The garden at Headley has particular significance for many ex-Service personnel who have spent time there. Its lawn, long enough to whack golf balls down, was the perfect space for re-learning to walk in a pleasant, non-medical environment. “The lawn became a walking metric,” says Emily.
“Could you walk to the end and then come back on your prosthetic legs? It was quite a way, and it wasn’t that even a surface, so it was a challenge and, if you got there, it afforded you an incredible sense of achievement. People would carve their names into the wall at the end of the garden to prove they had reached it.”
Emily’s link with photographer Rupert Frere came through a family tie. “My cousin worked with Rupert in the Army in Afghanistan,” she says. “His posting was in media liaison and he was assigned a military photographer. My cousin asked me if there was anything that I would like photographs of, because he knew I had an interest in this field.
FROM BASTION TO HEADLEY
“I asked my cousin if Rupert could get shots of the field hospital at Camp Bastion. It happened to be the year that the military suddenly started to suffer serious IED blast injuries, so Bastion was becoming a really important site for the treatment of trauma.

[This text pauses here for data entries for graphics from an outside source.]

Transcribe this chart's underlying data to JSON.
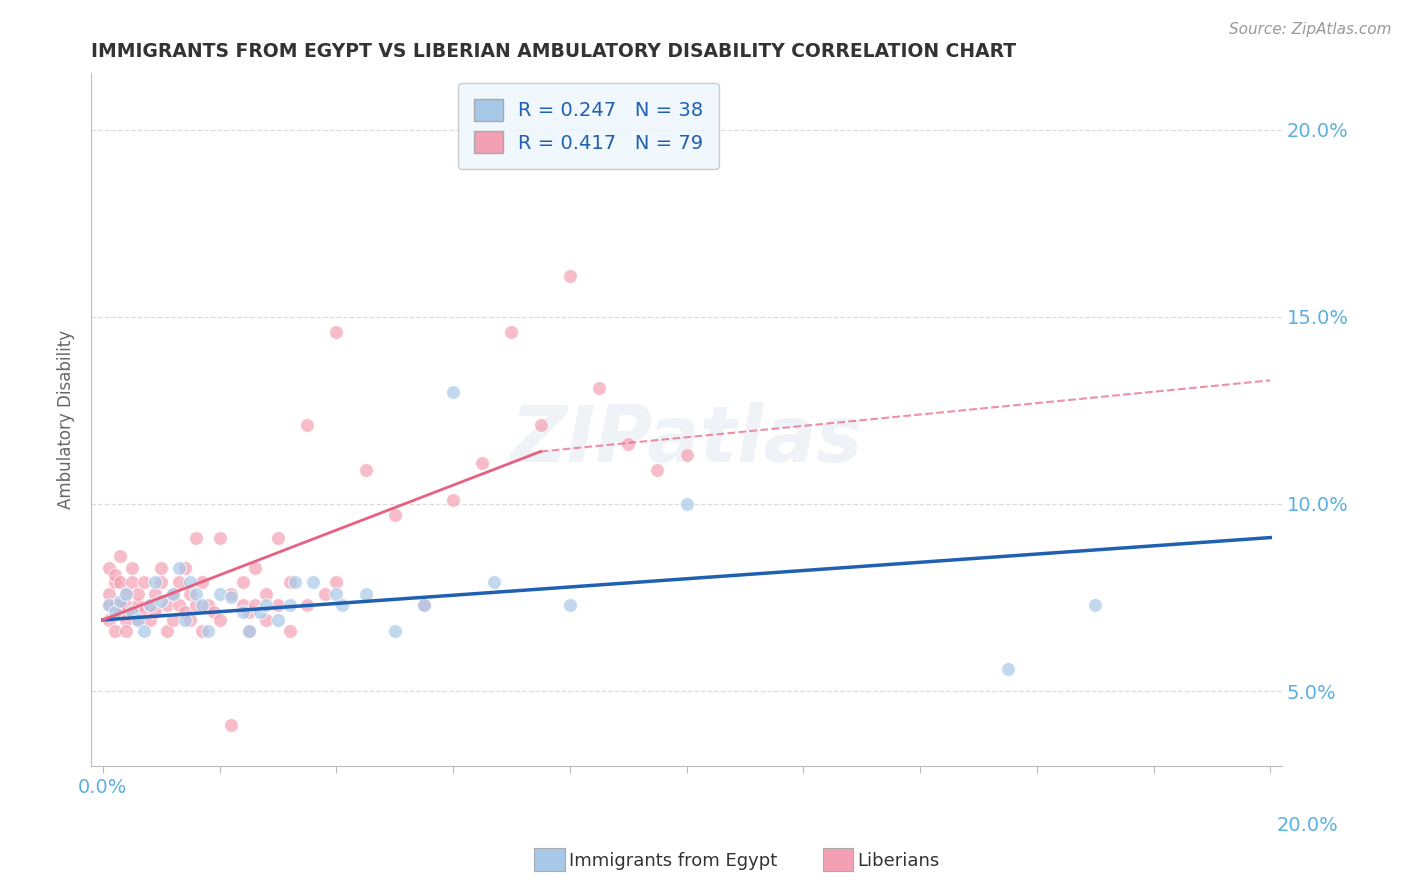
{
  "title": "IMMIGRANTS FROM EGYPT VS LIBERIAN AMBULATORY DISABILITY CORRELATION CHART",
  "source": "Source: ZipAtlas.com",
  "ylabel": "Ambulatory Disability",
  "watermark": "ZIPatlas",
  "legend_line1": "R = 0.247   N = 38",
  "legend_line2": "R = 0.417   N = 79",
  "blue_scatter": [
    [
      0.001,
      0.073
    ],
    [
      0.002,
      0.071
    ],
    [
      0.003,
      0.074
    ],
    [
      0.004,
      0.076
    ],
    [
      0.005,
      0.071
    ],
    [
      0.006,
      0.069
    ],
    [
      0.007,
      0.066
    ],
    [
      0.008,
      0.073
    ],
    [
      0.009,
      0.079
    ],
    [
      0.01,
      0.074
    ],
    [
      0.012,
      0.076
    ],
    [
      0.013,
      0.083
    ],
    [
      0.014,
      0.069
    ],
    [
      0.015,
      0.079
    ],
    [
      0.016,
      0.076
    ],
    [
      0.017,
      0.073
    ],
    [
      0.018,
      0.066
    ],
    [
      0.02,
      0.076
    ],
    [
      0.022,
      0.075
    ],
    [
      0.024,
      0.071
    ],
    [
      0.025,
      0.066
    ],
    [
      0.027,
      0.071
    ],
    [
      0.028,
      0.073
    ],
    [
      0.03,
      0.069
    ],
    [
      0.032,
      0.073
    ],
    [
      0.033,
      0.079
    ],
    [
      0.036,
      0.079
    ],
    [
      0.04,
      0.076
    ],
    [
      0.041,
      0.073
    ],
    [
      0.045,
      0.076
    ],
    [
      0.05,
      0.066
    ],
    [
      0.055,
      0.073
    ],
    [
      0.06,
      0.13
    ],
    [
      0.067,
      0.079
    ],
    [
      0.08,
      0.073
    ],
    [
      0.1,
      0.1
    ],
    [
      0.155,
      0.056
    ],
    [
      0.17,
      0.073
    ]
  ],
  "pink_scatter": [
    [
      0.001,
      0.073
    ],
    [
      0.001,
      0.083
    ],
    [
      0.001,
      0.069
    ],
    [
      0.001,
      0.076
    ],
    [
      0.002,
      0.079
    ],
    [
      0.002,
      0.066
    ],
    [
      0.002,
      0.073
    ],
    [
      0.002,
      0.081
    ],
    [
      0.003,
      0.079
    ],
    [
      0.003,
      0.071
    ],
    [
      0.003,
      0.086
    ],
    [
      0.003,
      0.073
    ],
    [
      0.004,
      0.069
    ],
    [
      0.004,
      0.076
    ],
    [
      0.004,
      0.073
    ],
    [
      0.004,
      0.066
    ],
    [
      0.005,
      0.079
    ],
    [
      0.005,
      0.071
    ],
    [
      0.005,
      0.083
    ],
    [
      0.006,
      0.073
    ],
    [
      0.006,
      0.069
    ],
    [
      0.006,
      0.076
    ],
    [
      0.007,
      0.071
    ],
    [
      0.007,
      0.079
    ],
    [
      0.008,
      0.073
    ],
    [
      0.008,
      0.069
    ],
    [
      0.009,
      0.076
    ],
    [
      0.009,
      0.071
    ],
    [
      0.01,
      0.079
    ],
    [
      0.01,
      0.083
    ],
    [
      0.011,
      0.073
    ],
    [
      0.011,
      0.066
    ],
    [
      0.012,
      0.076
    ],
    [
      0.012,
      0.069
    ],
    [
      0.013,
      0.073
    ],
    [
      0.013,
      0.079
    ],
    [
      0.014,
      0.071
    ],
    [
      0.014,
      0.083
    ],
    [
      0.015,
      0.076
    ],
    [
      0.015,
      0.069
    ],
    [
      0.016,
      0.073
    ],
    [
      0.016,
      0.091
    ],
    [
      0.017,
      0.079
    ],
    [
      0.017,
      0.066
    ],
    [
      0.018,
      0.073
    ],
    [
      0.019,
      0.071
    ],
    [
      0.02,
      0.091
    ],
    [
      0.02,
      0.069
    ],
    [
      0.022,
      0.076
    ],
    [
      0.022,
      0.041
    ],
    [
      0.024,
      0.073
    ],
    [
      0.024,
      0.079
    ],
    [
      0.025,
      0.071
    ],
    [
      0.025,
      0.066
    ],
    [
      0.026,
      0.073
    ],
    [
      0.026,
      0.083
    ],
    [
      0.028,
      0.076
    ],
    [
      0.028,
      0.069
    ],
    [
      0.03,
      0.091
    ],
    [
      0.03,
      0.073
    ],
    [
      0.032,
      0.079
    ],
    [
      0.032,
      0.066
    ],
    [
      0.035,
      0.121
    ],
    [
      0.035,
      0.073
    ],
    [
      0.038,
      0.076
    ],
    [
      0.04,
      0.146
    ],
    [
      0.04,
      0.079
    ],
    [
      0.045,
      0.109
    ],
    [
      0.05,
      0.097
    ],
    [
      0.055,
      0.073
    ],
    [
      0.06,
      0.101
    ],
    [
      0.065,
      0.111
    ],
    [
      0.07,
      0.146
    ],
    [
      0.075,
      0.121
    ],
    [
      0.08,
      0.161
    ],
    [
      0.085,
      0.131
    ],
    [
      0.09,
      0.116
    ],
    [
      0.095,
      0.109
    ],
    [
      0.1,
      0.113
    ]
  ],
  "blue_line": {
    "x": [
      0.0,
      0.2
    ],
    "y": [
      0.069,
      0.091
    ]
  },
  "pink_line_solid": {
    "x": [
      0.0,
      0.075
    ],
    "y": [
      0.069,
      0.114
    ]
  },
  "pink_line_dashed": {
    "x": [
      0.075,
      0.2
    ],
    "y": [
      0.114,
      0.133
    ]
  },
  "xlim": [
    -0.002,
    0.202
  ],
  "ylim": [
    0.03,
    0.215
  ],
  "yticks": [
    0.05,
    0.1,
    0.15,
    0.2
  ],
  "ytick_labels": [
    "5.0%",
    "10.0%",
    "15.0%",
    "20.0%"
  ],
  "xticks": [
    0.0,
    0.02,
    0.04,
    0.06,
    0.08,
    0.1,
    0.12,
    0.14,
    0.16,
    0.18,
    0.2
  ],
  "blue_color": "#a8c8e8",
  "pink_color": "#f4a0b4",
  "blue_line_color": "#2060b0",
  "pink_line_color": "#e86080",
  "grid_color": "#dddddd",
  "title_color": "#333333",
  "axis_label_color": "#666666",
  "tick_color": "#5ab0e0",
  "source_color": "#999999",
  "legend_box_color": "#edf6fd",
  "legend_border_color": "#c0c0c0",
  "background_color": "#ffffff"
}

“Rupert photographed the MERT helicopters, the forward medical posts, everything… As a historian, these are the images that you want to exist. Then, in 2014, I was commissioned to write a book about the medical process in Afghanistan. By then, we knew that something extraordinary had been achieved, with hundreds of people alive who perhaps might not have been considering the nature of their injuries.

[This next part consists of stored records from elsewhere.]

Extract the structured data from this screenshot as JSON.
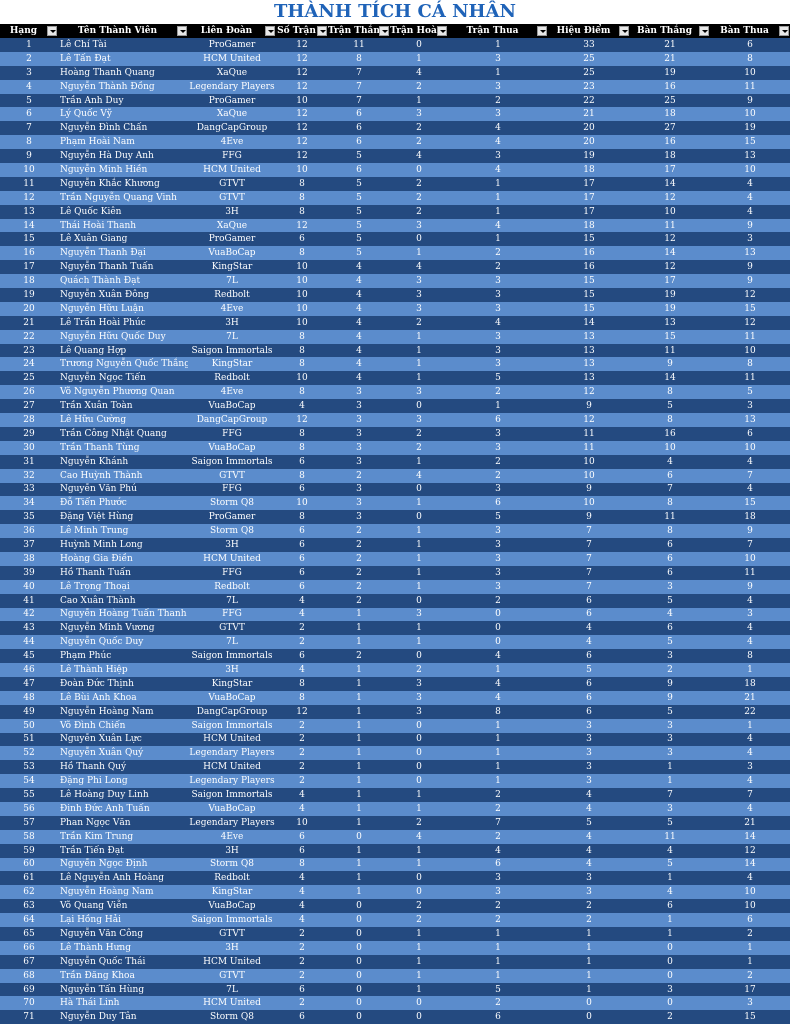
{
  "title": "THÀNH TÍCH CÁ NHÂN",
  "headers": [
    "Hạng",
    "Tên Thành Viên",
    "Liên Đoàn",
    "Số Trận",
    "Trận Thắng",
    "Trận Hoà",
    "Trận Thua",
    "Hiệu Điểm",
    "Bàn Thắng",
    "Bàn Thua"
  ],
  "rows": [
    [
      "1",
      "Lê Chí Tài",
      "ProGamer",
      "12",
      "11",
      "0",
      "1",
      "33",
      "21",
      "6"
    ],
    [
      "2",
      "Lê Tấn Đạt",
      "HCM United",
      "12",
      "8",
      "1",
      "3",
      "25",
      "21",
      "8"
    ],
    [
      "3",
      "Hoàng Thanh Quang",
      "XaQue",
      "12",
      "7",
      "4",
      "1",
      "25",
      "19",
      "10"
    ],
    [
      "4",
      "Nguyễn Thành Đồng",
      "Legendary Players",
      "12",
      "7",
      "2",
      "3",
      "23",
      "16",
      "11"
    ],
    [
      "5",
      "Trần Anh Duy",
      "ProGamer",
      "10",
      "7",
      "1",
      "2",
      "22",
      "25",
      "9"
    ],
    [
      "6",
      "Lý Quốc Vỹ",
      "XaQue",
      "12",
      "6",
      "3",
      "3",
      "21",
      "18",
      "10"
    ],
    [
      "7",
      "Nguyễn Đình Chấn",
      "DangCapGroup",
      "12",
      "6",
      "2",
      "4",
      "20",
      "27",
      "19"
    ],
    [
      "8",
      "Phạm Hoài Nam",
      "4Eve",
      "12",
      "6",
      "2",
      "4",
      "20",
      "16",
      "15"
    ],
    [
      "9",
      "Nguyễn Hà Duy Anh",
      "FFG",
      "12",
      "5",
      "4",
      "3",
      "19",
      "18",
      "13"
    ],
    [
      "10",
      "Nguyễn Minh Hiền",
      "HCM United",
      "10",
      "6",
      "0",
      "4",
      "18",
      "17",
      "10"
    ],
    [
      "11",
      "Nguyễn Khắc Khương",
      "GTVT",
      "8",
      "5",
      "2",
      "1",
      "17",
      "14",
      "4"
    ],
    [
      "12",
      "Trần Nguyễn Quang Vinh",
      "GTVT",
      "8",
      "5",
      "2",
      "1",
      "17",
      "12",
      "4"
    ],
    [
      "13",
      "Lê Quốc Kiên",
      "3H",
      "8",
      "5",
      "2",
      "1",
      "17",
      "10",
      "4"
    ],
    [
      "14",
      "Thái Hoài Thanh",
      "XaQue",
      "12",
      "5",
      "3",
      "4",
      "18",
      "11",
      "9"
    ],
    [
      "15",
      "Lê Xuân Giang",
      "ProGamer",
      "6",
      "5",
      "0",
      "1",
      "15",
      "12",
      "3"
    ],
    [
      "16",
      "Nguyễn Thanh Đại",
      "VuaBoCap",
      "8",
      "5",
      "1",
      "2",
      "16",
      "14",
      "13"
    ],
    [
      "17",
      "Nguyễn Thanh Tuấn",
      "KingStar",
      "10",
      "4",
      "4",
      "2",
      "16",
      "12",
      "9"
    ],
    [
      "18",
      "Quách Thành Đạt",
      "7L",
      "10",
      "4",
      "3",
      "3",
      "15",
      "17",
      "9"
    ],
    [
      "19",
      "Nguyễn Xuân Đông",
      "Redbolt",
      "10",
      "4",
      "3",
      "3",
      "15",
      "19",
      "12"
    ],
    [
      "20",
      "Nguyễn Hữu Luận",
      "4Eve",
      "10",
      "4",
      "3",
      "3",
      "15",
      "19",
      "15"
    ],
    [
      "21",
      "Lê Trần Hoài Phúc",
      "3H",
      "10",
      "4",
      "2",
      "4",
      "14",
      "13",
      "12"
    ],
    [
      "22",
      "Nguyễn Hữu Quốc Duy",
      "7L",
      "8",
      "4",
      "1",
      "3",
      "13",
      "15",
      "11"
    ],
    [
      "23",
      "Lê Quang Hợp",
      "Saigon Immortals",
      "8",
      "4",
      "1",
      "3",
      "13",
      "11",
      "10"
    ],
    [
      "24",
      "Trương Nguyễn Quốc Thắng",
      "KingStar",
      "8",
      "4",
      "1",
      "3",
      "13",
      "9",
      "8"
    ],
    [
      "25",
      "Nguyễn Ngọc Tiến",
      "Redbolt",
      "10",
      "4",
      "1",
      "5",
      "13",
      "14",
      "11"
    ],
    [
      "26",
      "Võ Nguyễn Phương Quan",
      "4Eve",
      "8",
      "3",
      "3",
      "2",
      "12",
      "8",
      "5"
    ],
    [
      "27",
      "Trần Xuân Toàn",
      "VuaBoCap",
      "4",
      "3",
      "0",
      "1",
      "9",
      "5",
      "3"
    ],
    [
      "28",
      "Lê Hữu Cường",
      "DangCapGroup",
      "12",
      "3",
      "3",
      "6",
      "12",
      "8",
      "13"
    ],
    [
      "29",
      "Trần Công Nhật Quang",
      "FFG",
      "8",
      "3",
      "2",
      "3",
      "11",
      "16",
      "6"
    ],
    [
      "30",
      "Trần Thanh Tùng",
      "VuaBoCap",
      "8",
      "3",
      "2",
      "3",
      "11",
      "10",
      "10"
    ],
    [
      "31",
      "Nguyễn Khánh",
      "Saigon Immortals",
      "6",
      "3",
      "1",
      "2",
      "10",
      "4",
      "4"
    ],
    [
      "32",
      "Cao Huỳnh Thành",
      "GTVT",
      "8",
      "2",
      "4",
      "2",
      "10",
      "6",
      "7"
    ],
    [
      "33",
      "Nguyễn Văn Phú",
      "FFG",
      "6",
      "3",
      "0",
      "3",
      "9",
      "7",
      "4"
    ],
    [
      "34",
      "Đỗ Tiến Phước",
      "Storm Q8",
      "10",
      "3",
      "1",
      "6",
      "10",
      "8",
      "15"
    ],
    [
      "35",
      "Đặng Việt Hùng",
      "ProGamer",
      "8",
      "3",
      "0",
      "5",
      "9",
      "11",
      "18"
    ],
    [
      "36",
      "Lê Minh Trung",
      "Storm Q8",
      "6",
      "2",
      "1",
      "3",
      "7",
      "8",
      "9"
    ],
    [
      "37",
      "Huỳnh Minh Long",
      "3H",
      "6",
      "2",
      "1",
      "3",
      "7",
      "6",
      "7"
    ],
    [
      "38",
      "Hoàng Gia Điền",
      "HCM United",
      "6",
      "2",
      "1",
      "3",
      "7",
      "6",
      "10"
    ],
    [
      "39",
      "Hồ Thanh Tuấn",
      "FFG",
      "6",
      "2",
      "1",
      "3",
      "7",
      "6",
      "11"
    ],
    [
      "40",
      "Lê Trọng Thoại",
      "Redbolt",
      "6",
      "2",
      "1",
      "3",
      "7",
      "3",
      "9"
    ],
    [
      "41",
      "Cao Xuân Thành",
      "7L",
      "4",
      "2",
      "0",
      "2",
      "6",
      "5",
      "4"
    ],
    [
      "42",
      "Nguyễn Hoàng Tuấn Thanh",
      "FFG",
      "4",
      "1",
      "3",
      "0",
      "6",
      "4",
      "3"
    ],
    [
      "43",
      "Nguyễn Minh Vương",
      "GTVT",
      "2",
      "1",
      "1",
      "0",
      "4",
      "6",
      "4"
    ],
    [
      "44",
      "Nguyễn Quốc Duy",
      "7L",
      "2",
      "1",
      "1",
      "0",
      "4",
      "5",
      "4"
    ],
    [
      "45",
      "Phạm Phúc",
      "Saigon Immortals",
      "6",
      "2",
      "0",
      "4",
      "6",
      "3",
      "8"
    ],
    [
      "46",
      "Lê Thành Hiệp",
      "3H",
      "4",
      "1",
      "2",
      "1",
      "5",
      "2",
      "1"
    ],
    [
      "47",
      "Đoàn Đức Thịnh",
      "KingStar",
      "8",
      "1",
      "3",
      "4",
      "6",
      "9",
      "18"
    ],
    [
      "48",
      "Lê Bùi Anh Khoa",
      "VuaBoCap",
      "8",
      "1",
      "3",
      "4",
      "6",
      "9",
      "21"
    ],
    [
      "49",
      "Nguyễn Hoàng Nam",
      "DangCapGroup",
      "12",
      "1",
      "3",
      "8",
      "6",
      "5",
      "22"
    ],
    [
      "50",
      "Võ Đình Chiến",
      "Saigon Immortals",
      "2",
      "1",
      "0",
      "1",
      "3",
      "3",
      "1"
    ],
    [
      "51",
      "Nguyễn Xuân Lực",
      "HCM United",
      "2",
      "1",
      "0",
      "1",
      "3",
      "3",
      "4"
    ],
    [
      "52",
      "Nguyễn Xuân Quý",
      "Legendary Players",
      "2",
      "1",
      "0",
      "1",
      "3",
      "3",
      "4"
    ],
    [
      "53",
      "Hồ Thanh Quý",
      "HCM United",
      "2",
      "1",
      "0",
      "1",
      "3",
      "1",
      "3"
    ],
    [
      "54",
      "Đặng Phi Long",
      "Legendary Players",
      "2",
      "1",
      "0",
      "1",
      "3",
      "1",
      "4"
    ],
    [
      "55",
      "Lê Hoàng Duy Linh",
      "Saigon Immortals",
      "4",
      "1",
      "1",
      "2",
      "4",
      "7",
      "7"
    ],
    [
      "56",
      "Đinh Đức Anh Tuấn",
      "VuaBoCap",
      "4",
      "1",
      "1",
      "2",
      "4",
      "3",
      "4"
    ],
    [
      "57",
      "Phan Ngọc Văn",
      "Legendary Players",
      "10",
      "1",
      "2",
      "7",
      "5",
      "5",
      "21"
    ],
    [
      "58",
      "Trần Kim Trung",
      "4Eve",
      "6",
      "0",
      "4",
      "2",
      "4",
      "11",
      "14"
    ],
    [
      "59",
      "Trần Tiến Đạt",
      "3H",
      "6",
      "1",
      "1",
      "4",
      "4",
      "4",
      "12"
    ],
    [
      "60",
      "Nguyễn Ngọc Định",
      "Storm Q8",
      "8",
      "1",
      "1",
      "6",
      "4",
      "5",
      "14"
    ],
    [
      "61",
      "Lê Nguyễn Anh Hoàng",
      "Redbolt",
      "4",
      "1",
      "0",
      "3",
      "3",
      "1",
      "4"
    ],
    [
      "62",
      "Nguyễn Hoàng Nam",
      "KingStar",
      "4",
      "1",
      "0",
      "3",
      "3",
      "4",
      "10"
    ],
    [
      "63",
      "Võ Quang Viễn",
      "VuaBoCap",
      "4",
      "0",
      "2",
      "2",
      "2",
      "6",
      "10"
    ],
    [
      "64",
      "Lại Hồng Hải",
      "Saigon Immortals",
      "4",
      "0",
      "2",
      "2",
      "2",
      "1",
      "6"
    ],
    [
      "65",
      "Nguyễn Văn Công",
      "GTVT",
      "2",
      "0",
      "1",
      "1",
      "1",
      "1",
      "2"
    ],
    [
      "66",
      "Lê Thành Hưng",
      "3H",
      "2",
      "0",
      "1",
      "1",
      "1",
      "0",
      "1"
    ],
    [
      "67",
      "Nguyễn Quốc Thái",
      "HCM United",
      "2",
      "0",
      "1",
      "1",
      "1",
      "0",
      "1"
    ],
    [
      "68",
      "Trần Đăng Khoa",
      "GTVT",
      "2",
      "0",
      "1",
      "1",
      "1",
      "0",
      "2"
    ],
    [
      "69",
      "Nguyễn Tấn Hùng",
      "7L",
      "6",
      "0",
      "1",
      "5",
      "1",
      "3",
      "17"
    ],
    [
      "70",
      "Hà Thái Linh",
      "HCM United",
      "2",
      "0",
      "0",
      "2",
      "0",
      "0",
      "3"
    ],
    [
      "71",
      "Nguyễn Duy Tân",
      "Storm Q8",
      "6",
      "0",
      "0",
      "6",
      "0",
      "2",
      "15"
    ]
  ]
}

“I wanted to include Rupert’s photographs from Afghanistan in the book, but I also commissioned him to photograph Headley, because I didn’t have photos of arguably the most important part of this process; rehab. I asked Rupert to get pictures of the place rather than the patients. It was starting to close down, and was mostly empty, but that didn’t matter because it was about the building, the fabric of the place, and in particular the garden. That’s what people remember.
“Rupert took an extraordinary set of photographs. They stand now as a tribute to a remarkable place, and we have used them in the book, and in some exhibitions, to highlight the importance of rehabilitation.”
As the Historian in Residence at Imperial College, Emily not only keeps a record of what is going on in the field of blast injury, but also interprets how things were done in the past, and how current researchers in the field can learn from that.
“An article written 100 years ago can be as relevant as one written today,” she says. “We might have a meeting about a topic and I’ll say: ‘They did this 60 years ago, I’ll get the article for you’.
“I’m the only person in the country doing this, and I think it’s the best job in the world. The CBIS is a bioengineering department, bringing solutions from engineering to the problems of the human body. In past conflicts, like WWI for example, the outcome for soldiers with blast injuries was very poor. The very nature of blast injuries impacts on the ability for those injuries to heal properly. Part of my job is to think about what might happen to this cohort
of people in the future by learning from what has happened in the past.”
Rupert’s images and Emily’s writing will stand as a record that will help to do just this. “Headley represents rehabilitation, and rehab is the best way of minimising pain for these patients going forward,” she says.
“I always talk about ‘life beyond survival’, and rehab is what secures that. Headley will go down in history as an absolutely groundbreaking place.”